Do wojska wysłano o 31,5 tys. więcej młodych mężczyzn, niż zapisano w dekrecie prezydenckim
Nie ma wątpliwości co do dowodów na takie wnioski. Sztab Generalny Sił Zbrojnych i okręgów wojskowych, za pośrednictwem Służby Prasowej i Informacji Ministerstwa Obrony oraz służb prasowych okręgów wojskowych, oficjalnie poinformował wczoraj, że dekret „nr 345 został w całości wykonany. " Fakt, że ta objętość jest znacznie przekroczona, można stwierdzić, wykonując proste obliczenia (patrz tabela). Podobny historia powtarza się po raz pierwszy.
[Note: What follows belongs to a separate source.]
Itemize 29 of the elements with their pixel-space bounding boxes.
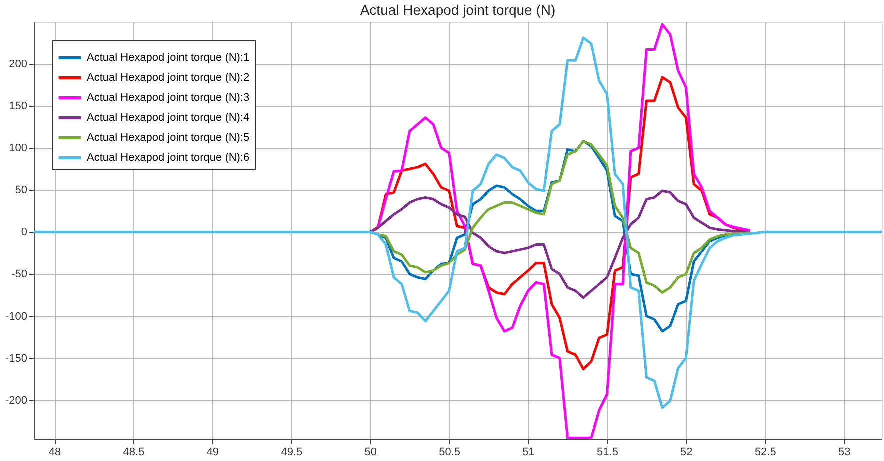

Przypomnijcie sobie, że w zeszłym roku podczas kampanii wiosennej do armii i marynarki wojennej wcielono o 20 tys. więcej poborowych, niż wynikało to z odpowiedniego dekretu ówczesnego prezydenta Dmitrija Miedwiediewa. A teraz, oprócz normy ustanowionej przez prezydenta, w szeregach armii jest już ponad trzy dziesiątki tysięcy żołnierzy poborowych. Ta liczba może być wyposażona w sześć pełnokrwistych zmotoryzowanych brygad strzelców. Liczba jest duża. Chociaż jasne jest, że nie rozwiązuje to całkowicie problemów z rekrutacją wojsk. Ale w wyniku tak nadmiernej rekrutacji system żołnierza nie przerzedził się, co generalnie jest dobre dla obrony narodowej.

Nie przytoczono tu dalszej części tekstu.